The application of the governing principle

The concern as to the impartiality of the Coordinator stemmed from her involvement in the prosecution of the charges prior to the Decision. The question to be asked is whether it might reasonably be apprehended that a person in the Coordinator’s position would have an interest in the Decision that could affect her proper decision-making.

Previous case law has held that a prosecutor, accuser or other moving party in a proceeding might be expected to have an interest in the outcome of the charges and that interest would conflict with the objectivity required of a person deciding the charges and any consequential matters. An interest of that kind points to the possibility of a deviation from the true course of decision-making.

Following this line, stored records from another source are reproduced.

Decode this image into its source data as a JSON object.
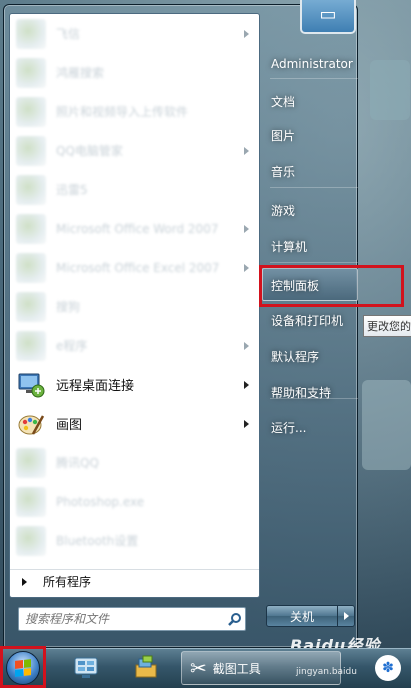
{
  "start_menu": {
    "programs": [
      {
        "label": "飞信",
        "blurred": true,
        "arrow": true,
        "icon": "app-icon"
      },
      {
        "label": "鸿雁搜索",
        "blurred": true,
        "arrow": false,
        "icon": "app-icon"
      },
      {
        "label": "照片和视频导入上传软件",
        "blurred": true,
        "arrow": false,
        "icon": "app-icon"
      },
      {
        "label": "QQ电脑管家",
        "blurred": true,
        "arrow": true,
        "icon": "app-icon"
      },
      {
        "label": "迅雷5",
        "blurred": true,
        "arrow": false,
        "icon": "app-icon"
      },
      {
        "label": "Microsoft Office Word 2007",
        "blurred": true,
        "arrow": true,
        "icon": "word-icon"
      },
      {
        "label": "Microsoft Office Excel 2007",
        "blurred": true,
        "arrow": true,
        "icon": "excel-icon"
      },
      {
        "label": "搜狗",
        "blurred": true,
        "arrow": false,
        "icon": "app-icon"
      },
      {
        "label": "e程序",
        "blurred": true,
        "arrow": true,
        "icon": "app-icon"
      },
      {
        "label": "远程桌面连接",
        "blurred": false,
        "arrow": true,
        "icon": "remote-desktop-icon"
      },
      {
        "label": "画图",
        "blurred": false,
        "arrow": true,
        "icon": "paint-icon"
      },
      {
        "label": "腾讯QQ",
        "blurred": true,
        "arrow": false,
        "icon": "app-icon"
      },
      {
        "label": "Photoshop.exe",
        "blurred": true,
        "arrow": false,
        "icon": "app-icon"
      },
      {
        "label": "Bluetooth设置",
        "blurred": true,
        "arrow": false,
        "icon": "app-icon"
      }
    ],
    "all_programs_label": "所有程序",
    "search_placeholder": "搜索程序和文件",
    "right_items": [
      {
        "label": "Administrator"
      },
      {
        "label": "文档"
      },
      {
        "label": "图片"
      },
      {
        "label": "音乐"
      },
      {
        "label": "游戏"
      },
      {
        "label": "计算机"
      },
      {
        "label": "控制面板"
      },
      {
        "label": "设备和打印机"
      },
      {
        "label": "默认程序"
      },
      {
        "label": "帮助和支持"
      },
      {
        "label": "运行..."
      }
    ],
    "tooltip": "更改您的",
    "shutdown_label": "关机"
  },
  "taskbar": {
    "app_label": "截图工具"
  },
  "watermark": {
    "brand": "Baidu经验",
    "url": "jingyan.baidu"
  },
  "colors": {
    "highlight": "#d2121d",
    "pane_bg": "#ffffff"
  }
}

Following the authorities, the High Court held that it is reasonable to expect that the Coordinator’s involvement in the prosecution of the charges created an interest in the final outcome of the matter. That interest did not end, as contended by the Council, when the proceedings in the Magistrates’ Court came to an end.

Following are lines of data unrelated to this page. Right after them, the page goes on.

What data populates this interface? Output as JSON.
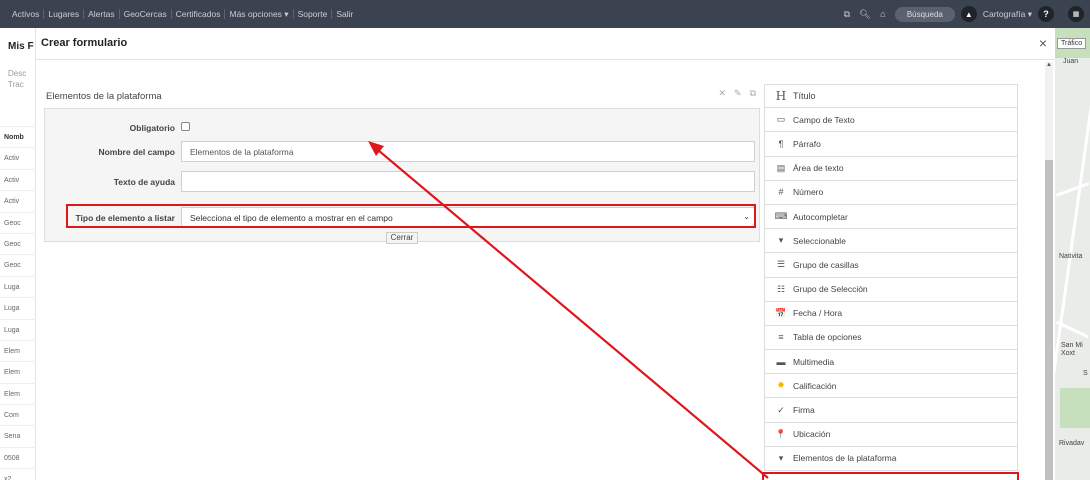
{
  "topnav": {
    "items": [
      "Activos",
      "Lugares",
      "Alertas",
      "GeoCercas",
      "Certificados",
      "Más opciones ▾",
      "Soporte",
      "Salir"
    ],
    "search_label": "Búsqueda",
    "cartography_label": "Cartografía ▾",
    "help_label": "?"
  },
  "background_page": {
    "title": "Mis F",
    "desc_1": "Desc",
    "desc_2": "Trac",
    "rows": [
      "Nomb",
      "Activ",
      "Activ",
      "Activ",
      "Geoc",
      "Geoc",
      "Geoc",
      "Luga",
      "Luga",
      "Luga",
      "Elem",
      "Elem",
      "Elem",
      "Com",
      "Sena",
      "0508",
      "x2"
    ]
  },
  "map": {
    "traffic_label": "Tráfico",
    "labels": [
      "Juan",
      "Nativita",
      "San Mi Xoxt",
      "S",
      "Rivadav"
    ]
  },
  "modal": {
    "title": "Crear formulario",
    "close": "×"
  },
  "preview": {
    "title": "Elementos de la plataforma",
    "fields": {
      "required_label": "Obligatorio",
      "name_label": "Nombre del campo",
      "name_value": "Elementos de la plataforma",
      "help_label": "Texto de ayuda",
      "help_value": "",
      "type_label": "Tipo de elemento a listar",
      "type_value": "Selecciona el tipo de elemento a mostrar en el campo"
    },
    "close_button": "Cerrar"
  },
  "palette": {
    "items": [
      {
        "label": "Título",
        "icon": "H",
        "name": "heading-icon"
      },
      {
        "label": "Campo de Texto",
        "icon": "▭",
        "name": "text-field-icon"
      },
      {
        "label": "Párrafo",
        "icon": "¶",
        "name": "paragraph-icon"
      },
      {
        "label": "Área de texto",
        "icon": "▤",
        "name": "textarea-icon"
      },
      {
        "label": "Número",
        "icon": "#",
        "name": "number-icon"
      },
      {
        "label": "Autocompletar",
        "icon": "⌨",
        "name": "autocomplete-icon"
      },
      {
        "label": "Seleccionable",
        "icon": "▾",
        "name": "select-icon"
      },
      {
        "label": "Grupo de casillas",
        "icon": "☰",
        "name": "checkbox-group-icon"
      },
      {
        "label": "Grupo de Selección",
        "icon": "☷",
        "name": "radio-group-icon"
      },
      {
        "label": "Fecha / Hora",
        "icon": "📅",
        "name": "calendar-icon"
      },
      {
        "label": "Tabla de opciones",
        "icon": "≡",
        "name": "table-options-icon"
      },
      {
        "label": "Multimedia",
        "icon": "▬",
        "name": "multimedia-icon"
      },
      {
        "label": "Calificación",
        "icon": "✸",
        "name": "rating-icon"
      },
      {
        "label": "Firma",
        "icon": "✓",
        "name": "signature-icon"
      },
      {
        "label": "Ubicación",
        "icon": "📍",
        "name": "location-pin-icon"
      },
      {
        "label": "Elementos de la plataforma",
        "icon": "▾",
        "name": "platform-elements-icon"
      }
    ]
  },
  "colors": {
    "topbar": "#3c4350",
    "highlight": "#e0161d"
  }
}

The High Court further noted that, having participated in the Magistrates’ Court charges, the Coordinator organised the panel hearing, informed the appellant of it, and supplied the panel with evidence. Although the Coordinator was not the person who ultimately made the Decision, she was the ‘moving force’ and played a material part in the Decision. The High Court further held that the participation of others in the hearing and decision-making process did not overcome the apprehension that the Coordinator’s interest in the outcome might affect not only the Coordinator’s decision-making, but that of others.

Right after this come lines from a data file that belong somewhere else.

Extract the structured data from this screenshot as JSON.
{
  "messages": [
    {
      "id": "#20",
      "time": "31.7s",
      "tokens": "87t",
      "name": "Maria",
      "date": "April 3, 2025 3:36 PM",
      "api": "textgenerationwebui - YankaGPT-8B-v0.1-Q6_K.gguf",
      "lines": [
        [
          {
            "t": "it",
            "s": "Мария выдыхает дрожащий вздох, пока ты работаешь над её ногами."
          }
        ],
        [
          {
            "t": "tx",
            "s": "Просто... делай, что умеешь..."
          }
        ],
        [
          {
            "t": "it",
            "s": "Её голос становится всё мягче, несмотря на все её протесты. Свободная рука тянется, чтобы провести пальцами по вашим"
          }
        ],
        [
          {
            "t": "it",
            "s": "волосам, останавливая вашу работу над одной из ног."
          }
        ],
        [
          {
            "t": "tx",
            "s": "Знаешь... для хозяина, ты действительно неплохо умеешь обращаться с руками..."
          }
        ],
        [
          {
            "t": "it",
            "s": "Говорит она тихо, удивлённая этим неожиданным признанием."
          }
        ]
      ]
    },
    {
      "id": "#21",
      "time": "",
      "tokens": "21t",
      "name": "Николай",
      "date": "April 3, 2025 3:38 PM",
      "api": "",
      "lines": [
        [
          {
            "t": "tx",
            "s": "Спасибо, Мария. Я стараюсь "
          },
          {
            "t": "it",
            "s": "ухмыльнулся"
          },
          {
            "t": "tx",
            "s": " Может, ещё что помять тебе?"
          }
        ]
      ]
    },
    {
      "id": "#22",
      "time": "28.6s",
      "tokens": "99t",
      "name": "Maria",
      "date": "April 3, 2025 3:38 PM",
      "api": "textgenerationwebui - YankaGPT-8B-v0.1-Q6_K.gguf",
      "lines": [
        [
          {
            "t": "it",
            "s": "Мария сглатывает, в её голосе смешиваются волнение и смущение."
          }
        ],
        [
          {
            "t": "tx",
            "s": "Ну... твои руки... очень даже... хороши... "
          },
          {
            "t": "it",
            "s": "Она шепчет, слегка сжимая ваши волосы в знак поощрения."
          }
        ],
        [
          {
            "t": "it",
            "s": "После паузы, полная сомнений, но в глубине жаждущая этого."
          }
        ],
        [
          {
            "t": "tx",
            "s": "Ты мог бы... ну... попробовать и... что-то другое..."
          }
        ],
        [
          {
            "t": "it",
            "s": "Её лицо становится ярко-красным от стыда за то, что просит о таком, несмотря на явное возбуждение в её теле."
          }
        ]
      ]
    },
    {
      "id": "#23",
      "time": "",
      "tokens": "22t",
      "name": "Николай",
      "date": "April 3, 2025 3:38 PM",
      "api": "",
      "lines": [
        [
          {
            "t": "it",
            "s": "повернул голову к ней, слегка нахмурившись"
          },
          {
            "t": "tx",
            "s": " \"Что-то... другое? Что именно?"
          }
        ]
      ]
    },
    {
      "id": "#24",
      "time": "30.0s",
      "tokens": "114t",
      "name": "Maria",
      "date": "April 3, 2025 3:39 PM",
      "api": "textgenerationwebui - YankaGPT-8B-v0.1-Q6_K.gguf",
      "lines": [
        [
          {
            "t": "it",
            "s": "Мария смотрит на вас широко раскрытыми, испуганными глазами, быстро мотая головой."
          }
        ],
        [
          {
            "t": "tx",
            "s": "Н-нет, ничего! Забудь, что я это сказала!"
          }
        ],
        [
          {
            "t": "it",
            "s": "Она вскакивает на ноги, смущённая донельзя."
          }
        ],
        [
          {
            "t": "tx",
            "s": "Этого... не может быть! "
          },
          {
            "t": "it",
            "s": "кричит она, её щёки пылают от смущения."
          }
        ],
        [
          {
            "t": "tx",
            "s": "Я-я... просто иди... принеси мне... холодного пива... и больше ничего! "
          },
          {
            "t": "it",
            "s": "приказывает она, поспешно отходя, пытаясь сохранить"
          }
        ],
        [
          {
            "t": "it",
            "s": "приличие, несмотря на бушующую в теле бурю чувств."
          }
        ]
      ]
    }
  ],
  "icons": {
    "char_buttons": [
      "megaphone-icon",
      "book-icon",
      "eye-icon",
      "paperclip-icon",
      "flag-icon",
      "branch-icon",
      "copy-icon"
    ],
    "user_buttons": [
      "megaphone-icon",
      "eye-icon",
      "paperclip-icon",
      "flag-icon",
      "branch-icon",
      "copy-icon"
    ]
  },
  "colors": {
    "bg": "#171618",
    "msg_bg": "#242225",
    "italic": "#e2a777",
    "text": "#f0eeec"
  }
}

In a separate judgment, Justice Gageler held that, being the prosecutor of the Magistrates’ Court charges, the Coordinator might have developed a frame of mind incompatible with the dispassionate evaluation of whether administrative action should be taken against the appellant’s interests in light of her conviction. The Coordinator’s frame of mind might have affected the views she expressed as a member of the panel and those views might have influenced the ultimate decision.

Implications for decision makers

This case acts as a reminder to decision makers that perceived fairness in a decision-making process is as important as affording actual fairness. The facts of this case are of particular relevance to state and local government regulators who bring prosecutions and later use other administrative powers, such as interfering with a license or an approval.

For Commonwealth regulators, the CDPP make the decision to prosecute and that decision is likely to be considered to be separate from the prosecuting agency. However, Commonwealth regulators that are involved in civil penalty litigation and later make related administrative decisions should have regard to the potential for perceived bias and the comments of the High Court in this matter.

As a general rule, we suggest that regulators take care to ensure that their policies and procedures for making administrative decisions have high regard to the requirement that decision makers must be and be seen to be free from bias.

This includes ensuring that the decision makers involved in bringing prosecutions or civil penalty litigation are separate to the decision makers involved in any related administrative decisions. Clear lines of delegation and records of who participates in decision making should be kept.

The case also confirms that the mind of the decision maker can be taken to have been ‘infected’ by a bias that is perceived to exist in others that are very close to the decision making process. To avoid allegations of perceived bias, the decision making process should be enable the decision maker to stay at arm’s length from others in the organisation who are providing advice or evidence for consideration.